Intent
Define a representation of data that facilitates a separation of physical and logical views of the data and its supporting metadata constructs.
Motivation
A common programming requirement is to load raw data from a physical data store such as a database, XML file, etc and to provide a "view" of the data that is logical to an application's needs. This logical view of the data will often include certain metadata such as possible values or ranges which can be applied to a particular part of the data. It is not desirable to always implement each logical view of the data as its own class (or set of classes), because this promotes code duplication. In addition, it is often not desirable for various portions of an application to share a single logical view because this promotes overly complex designs which become tightly coupled with the implementation.
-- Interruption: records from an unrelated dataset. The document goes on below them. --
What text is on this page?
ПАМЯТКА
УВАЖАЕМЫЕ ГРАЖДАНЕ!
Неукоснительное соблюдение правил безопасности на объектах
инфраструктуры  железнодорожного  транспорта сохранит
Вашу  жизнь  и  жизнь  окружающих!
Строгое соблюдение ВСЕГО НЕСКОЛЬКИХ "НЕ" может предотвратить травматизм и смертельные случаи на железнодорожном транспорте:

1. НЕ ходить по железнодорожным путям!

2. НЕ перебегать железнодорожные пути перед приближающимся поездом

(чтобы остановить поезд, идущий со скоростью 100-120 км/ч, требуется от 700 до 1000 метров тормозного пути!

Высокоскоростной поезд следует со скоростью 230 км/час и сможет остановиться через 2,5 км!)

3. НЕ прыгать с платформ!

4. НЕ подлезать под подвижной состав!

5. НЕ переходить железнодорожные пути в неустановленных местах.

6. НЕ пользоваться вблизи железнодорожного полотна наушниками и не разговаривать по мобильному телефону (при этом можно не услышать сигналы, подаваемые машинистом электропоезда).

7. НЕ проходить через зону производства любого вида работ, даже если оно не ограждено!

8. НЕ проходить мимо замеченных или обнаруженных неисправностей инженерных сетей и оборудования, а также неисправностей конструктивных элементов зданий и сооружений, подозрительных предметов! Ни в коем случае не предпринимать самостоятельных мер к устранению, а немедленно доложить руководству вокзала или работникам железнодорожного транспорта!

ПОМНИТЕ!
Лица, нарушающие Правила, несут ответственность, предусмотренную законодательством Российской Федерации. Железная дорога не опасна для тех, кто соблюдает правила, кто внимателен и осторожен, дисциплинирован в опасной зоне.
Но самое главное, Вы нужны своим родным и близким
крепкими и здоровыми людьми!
Consider a contact management application. In such an application, there is a need to store and display information that may include names, addresses, phone numbers and any other desirable data field. This information is typically stored in some form of RDBMS and accessed using the SQL language. Typically when working with RDBMS software, it is necessary and desirable to structure the storage of data into various tables, and implement integrity constraints accordingly. This process of normalization is intended to improve insert/update performance and reduce redundancy. Unfortunately, this process usually results in the logical view of the data becoming further separated from the physical, requiring the application to "map" the physical structure into a more meaningful view. This mapping process may be very simple, but can become quite complicated, when the separation increases.
In addition to the mapping of raw data, a contact management application will need to maintain certain metadata. An example of this meta data is apparent when working with the "Name prefix" portion of the data. A name prefix will typically be one of a set of values such as Mr., Mrs., Ms., Miss., etc. This list of values will need to be available to various portions of the application, to facilitate user-interface specific functionality and to provide validation support. Different portions of the raw data will have varying metadata associated with it. Metadata can include value lists, validation rules, application specific properties, etc.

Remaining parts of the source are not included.